No quería abrirlos, no podía abrirlos. Estaban demasiado hinchados para permitirme una completa visión de lo que allí ocurría. Sólo sé que estaba allí, sobre la piedra candente y que aquel hombre y su puñal efectivamente me buscaban, me miraban, me asediaban.
Sus impetraciones y vociferadas frases rituales comenzaron a cobrar sentido. No lograba entender cómo y porqué aquello me era familiar; los cánticos, el aroma, aquel lugar, aquel hombre tras la máscara…sí, era él, sin lugar a dudas era él.
El pánico se apoderó de mí, todo mi ser ya intuía, ya sabía de forma ancestral lo que allí estaba a punto de suceder.

En mi mente conjeturé que mi departamento en el pleno corazón de Madrid seguía inundado por esa luz pálida y sin vida, y ya no pude escuchar la lluvia urbana opacada por esos tones de tambores tribales que perforaban mis oídos con su monótono retumbar. Mi oído era el único sentido que me mantenía unido a esos mundos. Ni pensar en abrir los ojos o tratar de alargar mis brazos al terror que estaba allí, que inundaba y cubría todo mi ser. Una palabra desconocida retumbó en mi mente. Una palabra que evocaba, ¡Henutmira! repetía mi mente, ¡Henutmira!

Como si el día cambiara abruptamente a la noche, aquel sol brillante comenzó a palidecer y a medida que ellas comenzaron a rodearme, la luz se fue extinguiendo mágicamente. Eran bellas jóvenes, de larga cabellera negra, una angulosa nariz adornaba su particular forma craneal y ojos negros parecían apuñalarme en cada mirada. Eran veintiocho doncellas vestidas con un simple atuendo blanco, sin un ápice de color sobre sus cuerpos salvo por una pequeña cruz de Anhk de piedra azul que cada una llevaba entre sus manos, cada gema no era más grande que un puño y brillaban como una estrella fugaz en noche sin luna. Entró la última de las mujeres, vestida en forma idéntica, sólo que en sus manos, en vez de la cruz de piedra azul, llevaba un corazón. Por su forma y tamaño intuí que era humano.

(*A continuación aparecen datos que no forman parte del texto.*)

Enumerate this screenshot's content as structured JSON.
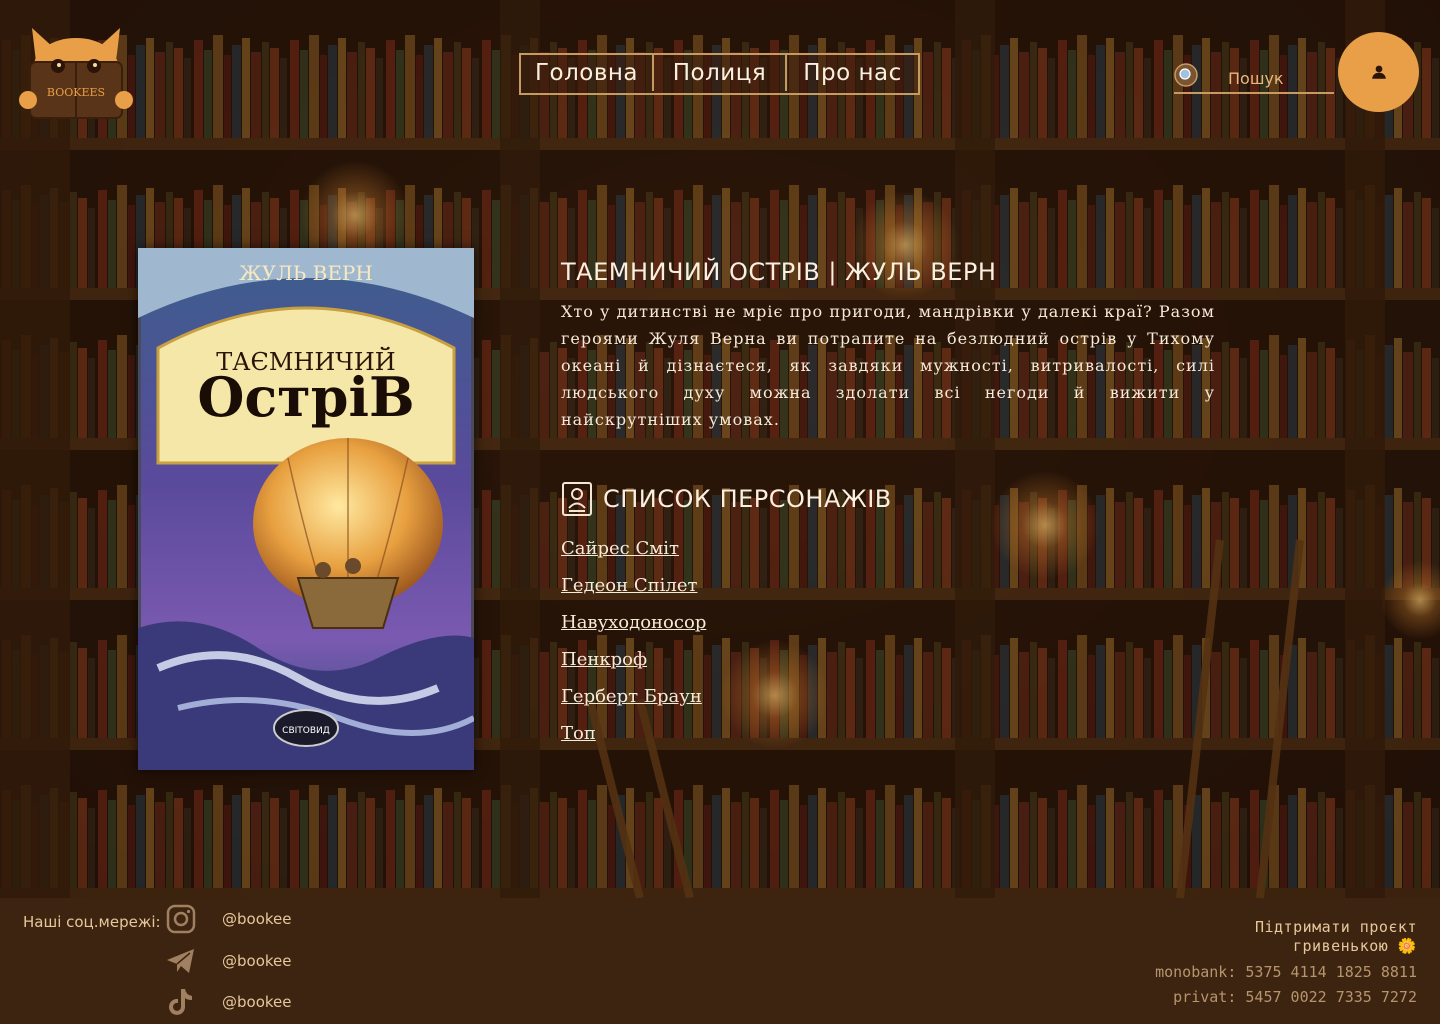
{
  "brand": {
    "logo_text": "BOOKEES"
  },
  "nav": {
    "items": [
      "Головна",
      "Полиця",
      "Про нас"
    ]
  },
  "search": {
    "placeholder": "Пошук"
  },
  "book": {
    "title": "ТАЕМНИЧИЙ ОСТРІВ | ЖУЛЬ ВЕРН",
    "description": "Хто у дитинстві не мріє про пригоди, мандрівки у далекі краї? Разом героями Жуля Верна ви потрапите на безлюдний острів у Тихому океані й дізнаєтеся, як завдяки мужності, витривалості, силі людського духу можна здолати всі негоди й вижити у найскрутніших умовах.",
    "cover": {
      "author": "ЖУЛЬ ВЕРН",
      "title_top": "ТАЄМНИЧИЙ",
      "title_bottom": "ОстріВ",
      "publisher": "СВІТОВИД"
    }
  },
  "characters": {
    "heading": "СПИСОК ПЕРСОНАЖІВ",
    "items": [
      "Сайрес Сміт",
      "Гедеон Спілет",
      "Навуходоносор",
      "Пенкроф",
      "Герберт Браун",
      "Топ"
    ]
  },
  "footer": {
    "social_label": "Наші соц.мережі:",
    "socials": [
      {
        "icon": "instagram-icon",
        "handle": "@bookee"
      },
      {
        "icon": "telegram-icon",
        "handle": "@bookee"
      },
      {
        "icon": "tiktok-icon",
        "handle": "@bookee"
      }
    ],
    "support_line1": "Підтримати проєкт",
    "support_line2": "гривенькою 🌼",
    "monobank": "monobank: 5375 4114 1825 8811",
    "privat": "privat: 5457 0022 7335 7272"
  },
  "colors": {
    "accent": "#e89f48",
    "footer_bg": "#3c2411",
    "nav_border": "#c79a62"
  }
}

Era la sacerdotisa del templo de las vírgenes, que a través de este ritual me ofrecía el alma de cualquiera de sus doncellas de azul turquesa. Era la señal para que yo, un simple soldado del reino, elegido por el dios de los cauteladores de Ra,  pudiera demostrar mi virilidad y de esa forma convertirme en un guerrero de la guardia de Horus. Yo tenía que recibir aquel corazón, mascar de él un trozo y con la sangre en mi boca besar y poseer a aquella virgen elegida. Pero no lo hice. Mi corazón amaba a quién no debía y estar entre estas vírgenes no me impediría poseerla aquella misma noche, tal y como lo habíamos planeado cien veces. Era esa noche, la noche de luna llena, la noche de las veintiocho lunas.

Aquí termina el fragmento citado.